The Eye is the First Circle
Solo exhibition at Galleria Tiziana Di Caro, Naples
2024.01.26–2024.03.24
Lina Selander works primarily with video and video installation, and her research is based on the structure and nature of the image, evocation, history, and the dynamics that every representation holds and transfers.
The title of the exhibition quotes the American philosopher and writer Ralph Waldo Emerson, who in his essay "Circle", published in 1841, wrote: “The eye is the first circle; the horizon which it forms is the second; and throughout nature this primary figure is repeated without end”. This means that the first circle is the self, the second is represented by observation, and the third is the limit of what we can see.
The exhibition project opens with the installation Conductor, a video projected onto a cyanotype. The footage, originally shot in Super 8, is blurred by the overlap with the underlying image. In the video, you can see felines moving around an artificial pond. They always make the same movements, following the same pace. Every now and then they stop to drink, but the rhythm remains perpetual, illusory, hallucinated. Selander evokes an automated scenario; despite the subjects represented being emblems of the natural world, the sequences that we are presented with belong to an artificial world.
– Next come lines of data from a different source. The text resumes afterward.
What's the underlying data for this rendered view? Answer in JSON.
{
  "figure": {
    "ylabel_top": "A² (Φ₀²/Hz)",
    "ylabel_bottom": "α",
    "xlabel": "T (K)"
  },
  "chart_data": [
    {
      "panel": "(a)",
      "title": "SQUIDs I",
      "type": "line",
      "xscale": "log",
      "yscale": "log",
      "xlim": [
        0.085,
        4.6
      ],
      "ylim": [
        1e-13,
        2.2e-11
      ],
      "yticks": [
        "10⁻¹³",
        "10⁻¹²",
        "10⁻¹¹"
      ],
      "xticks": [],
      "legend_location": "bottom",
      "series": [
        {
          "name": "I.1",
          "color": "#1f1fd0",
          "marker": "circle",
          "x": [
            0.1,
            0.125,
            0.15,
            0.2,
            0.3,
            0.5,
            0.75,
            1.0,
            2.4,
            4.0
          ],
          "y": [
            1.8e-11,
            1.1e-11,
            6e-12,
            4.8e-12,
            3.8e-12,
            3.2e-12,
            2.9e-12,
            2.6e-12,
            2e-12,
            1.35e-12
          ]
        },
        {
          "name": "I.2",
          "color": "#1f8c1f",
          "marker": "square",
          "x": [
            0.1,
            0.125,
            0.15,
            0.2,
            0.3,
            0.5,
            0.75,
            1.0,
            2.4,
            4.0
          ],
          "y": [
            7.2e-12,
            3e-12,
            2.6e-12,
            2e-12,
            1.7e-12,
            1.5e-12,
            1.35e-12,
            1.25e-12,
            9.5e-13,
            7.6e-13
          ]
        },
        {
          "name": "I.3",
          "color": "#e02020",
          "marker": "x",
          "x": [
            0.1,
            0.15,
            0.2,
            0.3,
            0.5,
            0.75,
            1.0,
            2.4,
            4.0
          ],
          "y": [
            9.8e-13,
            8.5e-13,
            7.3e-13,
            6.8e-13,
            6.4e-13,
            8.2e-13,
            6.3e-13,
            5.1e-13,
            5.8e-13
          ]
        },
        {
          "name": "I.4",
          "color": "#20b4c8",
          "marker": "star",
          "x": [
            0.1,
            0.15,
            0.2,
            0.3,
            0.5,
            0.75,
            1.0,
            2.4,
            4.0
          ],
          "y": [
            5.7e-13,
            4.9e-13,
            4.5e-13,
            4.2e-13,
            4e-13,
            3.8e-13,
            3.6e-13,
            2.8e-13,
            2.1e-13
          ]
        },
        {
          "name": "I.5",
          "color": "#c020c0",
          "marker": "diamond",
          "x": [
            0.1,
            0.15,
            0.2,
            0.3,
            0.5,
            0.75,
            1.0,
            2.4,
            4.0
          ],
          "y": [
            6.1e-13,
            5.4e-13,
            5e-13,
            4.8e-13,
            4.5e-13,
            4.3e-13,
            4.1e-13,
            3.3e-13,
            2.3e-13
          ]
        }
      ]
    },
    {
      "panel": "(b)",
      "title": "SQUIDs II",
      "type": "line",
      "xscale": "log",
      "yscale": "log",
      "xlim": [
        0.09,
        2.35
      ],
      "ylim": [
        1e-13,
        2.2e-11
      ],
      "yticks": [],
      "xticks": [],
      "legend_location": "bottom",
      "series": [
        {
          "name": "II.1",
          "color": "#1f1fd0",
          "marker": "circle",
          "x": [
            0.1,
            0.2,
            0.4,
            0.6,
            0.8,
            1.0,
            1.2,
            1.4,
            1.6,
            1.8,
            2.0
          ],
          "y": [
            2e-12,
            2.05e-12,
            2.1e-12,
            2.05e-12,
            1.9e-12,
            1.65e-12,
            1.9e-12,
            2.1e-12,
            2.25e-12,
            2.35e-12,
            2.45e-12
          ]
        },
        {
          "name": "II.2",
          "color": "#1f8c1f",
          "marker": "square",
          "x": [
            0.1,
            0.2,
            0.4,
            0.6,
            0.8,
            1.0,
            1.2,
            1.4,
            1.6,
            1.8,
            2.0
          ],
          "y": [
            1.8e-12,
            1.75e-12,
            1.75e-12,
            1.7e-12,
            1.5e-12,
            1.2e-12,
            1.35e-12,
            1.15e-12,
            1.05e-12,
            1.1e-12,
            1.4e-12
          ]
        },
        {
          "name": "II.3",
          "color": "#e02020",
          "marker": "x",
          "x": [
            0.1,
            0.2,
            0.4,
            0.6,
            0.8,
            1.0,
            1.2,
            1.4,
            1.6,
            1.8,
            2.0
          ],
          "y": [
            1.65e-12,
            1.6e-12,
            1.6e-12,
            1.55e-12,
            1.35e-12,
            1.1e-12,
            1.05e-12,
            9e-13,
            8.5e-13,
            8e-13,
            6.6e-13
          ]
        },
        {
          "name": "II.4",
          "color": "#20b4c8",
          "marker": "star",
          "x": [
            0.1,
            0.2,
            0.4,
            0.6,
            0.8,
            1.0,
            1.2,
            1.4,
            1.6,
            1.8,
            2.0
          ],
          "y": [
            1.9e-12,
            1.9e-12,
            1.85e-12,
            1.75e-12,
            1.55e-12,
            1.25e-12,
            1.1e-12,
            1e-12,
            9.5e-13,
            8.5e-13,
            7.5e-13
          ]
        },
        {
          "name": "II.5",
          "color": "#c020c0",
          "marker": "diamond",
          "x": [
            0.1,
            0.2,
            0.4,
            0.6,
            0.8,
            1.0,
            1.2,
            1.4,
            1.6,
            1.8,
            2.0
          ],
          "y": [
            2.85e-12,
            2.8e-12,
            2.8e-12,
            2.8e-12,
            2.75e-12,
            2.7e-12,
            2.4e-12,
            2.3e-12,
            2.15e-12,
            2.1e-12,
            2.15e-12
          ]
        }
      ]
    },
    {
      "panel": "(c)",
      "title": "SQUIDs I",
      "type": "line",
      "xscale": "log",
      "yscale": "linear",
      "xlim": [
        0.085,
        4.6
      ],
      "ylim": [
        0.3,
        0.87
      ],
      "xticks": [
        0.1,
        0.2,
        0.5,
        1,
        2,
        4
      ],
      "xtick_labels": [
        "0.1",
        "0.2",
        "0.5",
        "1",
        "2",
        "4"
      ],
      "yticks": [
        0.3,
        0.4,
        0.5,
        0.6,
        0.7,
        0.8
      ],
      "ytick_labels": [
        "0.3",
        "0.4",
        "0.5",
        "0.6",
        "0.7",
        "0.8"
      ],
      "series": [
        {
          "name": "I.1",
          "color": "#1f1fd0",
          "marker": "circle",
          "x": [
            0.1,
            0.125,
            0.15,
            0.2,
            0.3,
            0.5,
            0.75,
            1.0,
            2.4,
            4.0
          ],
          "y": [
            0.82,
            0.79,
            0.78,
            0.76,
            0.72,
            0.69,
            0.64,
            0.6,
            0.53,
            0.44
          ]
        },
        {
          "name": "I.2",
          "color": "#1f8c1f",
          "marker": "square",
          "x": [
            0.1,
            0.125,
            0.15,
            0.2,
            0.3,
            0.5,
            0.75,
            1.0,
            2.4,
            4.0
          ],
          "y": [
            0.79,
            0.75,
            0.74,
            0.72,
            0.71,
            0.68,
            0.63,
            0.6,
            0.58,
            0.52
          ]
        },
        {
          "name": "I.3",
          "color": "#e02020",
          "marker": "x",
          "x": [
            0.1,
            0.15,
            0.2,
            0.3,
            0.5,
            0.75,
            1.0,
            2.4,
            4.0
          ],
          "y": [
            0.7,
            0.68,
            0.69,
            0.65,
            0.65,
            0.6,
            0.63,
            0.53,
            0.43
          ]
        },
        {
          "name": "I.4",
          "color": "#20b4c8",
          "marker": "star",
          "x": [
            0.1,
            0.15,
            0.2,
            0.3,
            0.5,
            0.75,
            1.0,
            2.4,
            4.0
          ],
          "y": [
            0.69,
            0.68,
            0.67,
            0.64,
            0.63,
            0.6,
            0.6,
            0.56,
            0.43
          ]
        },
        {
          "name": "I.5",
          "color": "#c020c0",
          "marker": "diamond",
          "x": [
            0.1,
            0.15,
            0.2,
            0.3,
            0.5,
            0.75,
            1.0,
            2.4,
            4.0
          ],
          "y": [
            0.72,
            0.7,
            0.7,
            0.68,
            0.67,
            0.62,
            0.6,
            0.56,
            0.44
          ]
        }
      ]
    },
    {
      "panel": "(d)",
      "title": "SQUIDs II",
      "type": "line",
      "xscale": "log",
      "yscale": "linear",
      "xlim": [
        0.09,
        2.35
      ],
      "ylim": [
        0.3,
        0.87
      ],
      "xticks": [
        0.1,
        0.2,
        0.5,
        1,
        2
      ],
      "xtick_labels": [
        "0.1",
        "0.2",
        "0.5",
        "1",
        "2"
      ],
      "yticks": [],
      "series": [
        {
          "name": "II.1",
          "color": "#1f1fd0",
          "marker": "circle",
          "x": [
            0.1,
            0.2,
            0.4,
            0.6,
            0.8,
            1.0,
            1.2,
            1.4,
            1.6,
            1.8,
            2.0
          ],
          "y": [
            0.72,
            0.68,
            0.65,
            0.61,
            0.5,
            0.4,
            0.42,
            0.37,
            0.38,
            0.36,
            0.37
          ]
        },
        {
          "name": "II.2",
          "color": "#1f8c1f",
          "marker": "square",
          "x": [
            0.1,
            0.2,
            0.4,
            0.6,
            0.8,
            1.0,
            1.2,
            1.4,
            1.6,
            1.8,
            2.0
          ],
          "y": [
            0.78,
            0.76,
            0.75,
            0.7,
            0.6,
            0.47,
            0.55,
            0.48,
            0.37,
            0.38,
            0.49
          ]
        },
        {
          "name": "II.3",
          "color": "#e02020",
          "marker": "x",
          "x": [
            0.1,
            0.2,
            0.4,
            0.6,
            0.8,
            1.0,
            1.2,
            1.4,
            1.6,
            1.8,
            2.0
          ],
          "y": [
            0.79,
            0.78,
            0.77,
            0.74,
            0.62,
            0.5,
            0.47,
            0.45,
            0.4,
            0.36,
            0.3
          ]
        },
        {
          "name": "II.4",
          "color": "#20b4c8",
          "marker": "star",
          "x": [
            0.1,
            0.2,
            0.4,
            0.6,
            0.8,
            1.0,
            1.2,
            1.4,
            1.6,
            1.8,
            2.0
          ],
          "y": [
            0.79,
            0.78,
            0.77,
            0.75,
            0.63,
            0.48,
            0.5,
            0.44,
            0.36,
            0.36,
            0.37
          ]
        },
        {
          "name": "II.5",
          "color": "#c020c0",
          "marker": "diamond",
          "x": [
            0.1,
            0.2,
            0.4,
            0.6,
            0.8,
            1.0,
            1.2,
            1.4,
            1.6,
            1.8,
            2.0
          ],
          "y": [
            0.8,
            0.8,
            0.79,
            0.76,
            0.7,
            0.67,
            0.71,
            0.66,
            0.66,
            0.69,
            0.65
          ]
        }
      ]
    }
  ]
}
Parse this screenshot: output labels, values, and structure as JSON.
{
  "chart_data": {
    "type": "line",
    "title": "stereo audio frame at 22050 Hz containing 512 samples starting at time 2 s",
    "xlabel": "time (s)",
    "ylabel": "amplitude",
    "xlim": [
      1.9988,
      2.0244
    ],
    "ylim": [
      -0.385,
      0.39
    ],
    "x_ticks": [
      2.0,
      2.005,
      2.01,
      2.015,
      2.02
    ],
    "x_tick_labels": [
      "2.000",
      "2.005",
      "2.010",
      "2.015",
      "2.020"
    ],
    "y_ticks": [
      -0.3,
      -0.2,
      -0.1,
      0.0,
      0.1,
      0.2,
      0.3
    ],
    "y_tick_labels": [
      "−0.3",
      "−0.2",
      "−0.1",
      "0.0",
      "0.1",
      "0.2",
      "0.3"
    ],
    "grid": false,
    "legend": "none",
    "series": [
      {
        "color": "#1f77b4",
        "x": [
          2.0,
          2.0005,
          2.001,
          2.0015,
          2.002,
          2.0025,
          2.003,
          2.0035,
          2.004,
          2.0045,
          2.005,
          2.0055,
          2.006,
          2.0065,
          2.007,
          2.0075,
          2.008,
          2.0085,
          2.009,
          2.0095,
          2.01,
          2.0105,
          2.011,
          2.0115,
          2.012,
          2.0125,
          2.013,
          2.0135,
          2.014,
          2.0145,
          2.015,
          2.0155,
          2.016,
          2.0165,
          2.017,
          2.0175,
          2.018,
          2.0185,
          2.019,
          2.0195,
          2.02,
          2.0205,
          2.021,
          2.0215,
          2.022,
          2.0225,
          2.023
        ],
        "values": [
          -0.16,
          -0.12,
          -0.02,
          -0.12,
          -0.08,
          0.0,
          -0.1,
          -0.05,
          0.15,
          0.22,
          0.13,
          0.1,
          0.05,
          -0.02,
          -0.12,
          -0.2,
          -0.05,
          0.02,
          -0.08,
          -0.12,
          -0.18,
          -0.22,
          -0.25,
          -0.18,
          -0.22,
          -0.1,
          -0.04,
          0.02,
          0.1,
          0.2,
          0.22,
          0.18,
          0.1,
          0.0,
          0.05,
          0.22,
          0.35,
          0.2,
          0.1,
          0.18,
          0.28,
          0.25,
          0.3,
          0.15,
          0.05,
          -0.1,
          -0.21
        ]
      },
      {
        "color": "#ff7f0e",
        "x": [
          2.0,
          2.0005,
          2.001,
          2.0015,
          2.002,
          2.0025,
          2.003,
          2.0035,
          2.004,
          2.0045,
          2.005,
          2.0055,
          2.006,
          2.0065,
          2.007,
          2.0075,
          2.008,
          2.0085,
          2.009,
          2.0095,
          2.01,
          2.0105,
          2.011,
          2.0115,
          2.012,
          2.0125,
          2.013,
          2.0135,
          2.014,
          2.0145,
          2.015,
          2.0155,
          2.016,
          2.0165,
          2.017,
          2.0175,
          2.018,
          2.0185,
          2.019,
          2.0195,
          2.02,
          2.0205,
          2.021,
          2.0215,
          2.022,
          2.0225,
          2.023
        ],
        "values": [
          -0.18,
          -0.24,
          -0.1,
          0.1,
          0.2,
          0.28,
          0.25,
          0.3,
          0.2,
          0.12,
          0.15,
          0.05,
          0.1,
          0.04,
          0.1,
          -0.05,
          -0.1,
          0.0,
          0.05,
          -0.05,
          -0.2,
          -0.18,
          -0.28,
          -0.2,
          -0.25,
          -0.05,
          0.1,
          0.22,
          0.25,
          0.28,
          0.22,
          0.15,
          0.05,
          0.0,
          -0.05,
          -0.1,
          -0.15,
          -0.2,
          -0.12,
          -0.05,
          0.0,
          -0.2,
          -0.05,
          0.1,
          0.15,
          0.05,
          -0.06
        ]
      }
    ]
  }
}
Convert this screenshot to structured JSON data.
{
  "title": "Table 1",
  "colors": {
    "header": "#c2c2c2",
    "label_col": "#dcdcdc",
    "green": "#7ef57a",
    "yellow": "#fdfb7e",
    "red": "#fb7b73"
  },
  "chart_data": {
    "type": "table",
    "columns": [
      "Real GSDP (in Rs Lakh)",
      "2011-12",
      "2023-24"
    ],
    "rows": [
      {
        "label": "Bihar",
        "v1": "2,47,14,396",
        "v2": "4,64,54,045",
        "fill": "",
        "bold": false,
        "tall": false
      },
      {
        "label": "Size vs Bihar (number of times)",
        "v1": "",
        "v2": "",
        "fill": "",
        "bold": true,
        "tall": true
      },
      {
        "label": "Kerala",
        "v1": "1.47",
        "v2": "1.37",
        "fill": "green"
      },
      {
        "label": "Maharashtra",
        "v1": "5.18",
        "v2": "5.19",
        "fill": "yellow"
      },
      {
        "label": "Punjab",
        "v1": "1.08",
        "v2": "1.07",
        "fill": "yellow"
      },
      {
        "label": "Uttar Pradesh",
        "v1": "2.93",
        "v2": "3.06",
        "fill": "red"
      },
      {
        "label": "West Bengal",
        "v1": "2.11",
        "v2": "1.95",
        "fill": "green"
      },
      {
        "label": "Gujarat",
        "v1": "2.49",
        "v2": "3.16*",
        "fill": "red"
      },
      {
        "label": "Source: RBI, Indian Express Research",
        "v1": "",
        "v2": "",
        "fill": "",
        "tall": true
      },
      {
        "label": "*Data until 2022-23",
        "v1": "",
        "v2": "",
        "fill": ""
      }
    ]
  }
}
The series of cyanotypes is distributed throughout the gallery space. Cyanotype is a photographic technique invented by an astronomer in 1842. In it, two types of iron salts are mixed together, becoming very sensitive to sunlight. Objects that are placed between the salts and the light imprint their image, which remains indelible on the paper. The works proposed by Selander depict an herbarium in which leaves, flowers, blades of grass, and other natural forms can be recognized. In an antinomian process, they represent nature through a chemical process.
Another video installation occupies the space of the second room. It is a round projection that shows, once again, natural elements of various sizes taken in the Botanical Garden of Stockholm. This work is a tribute to Percival Lowell, who in 1894, using a telescope he built himself, was able to see the canals of Mars. He believed that they were not geological structures but artificial, thus justifying the existence of a Martian population that, to cope with climate change, had built the canals to transport water from the planet's ice caps to the fields to irrigate crops. In reality, it seems that the canals Lowell saw were the blood vessels of his own eyes, reflected in the image through the refraction of the telescope's glass. In fact, we are faced with a work that emphasizes the enigma of the image, its potential manipulation. The image shares this enigma with nature, which is also manipulable and enigmatic. The circle in which the video is configured is certainly a tribute to Lowell's telescopic vision, but it is also a reference to one of the geometric figures considered the most perfect and coherent.
In the next room, the theme of geometry returns in another video installation, Moon Tapestry, but this time there is a square that overlaps the image, almost as if it were a macula. It is still a work on the sedimentation of technology, on pastoral utopia.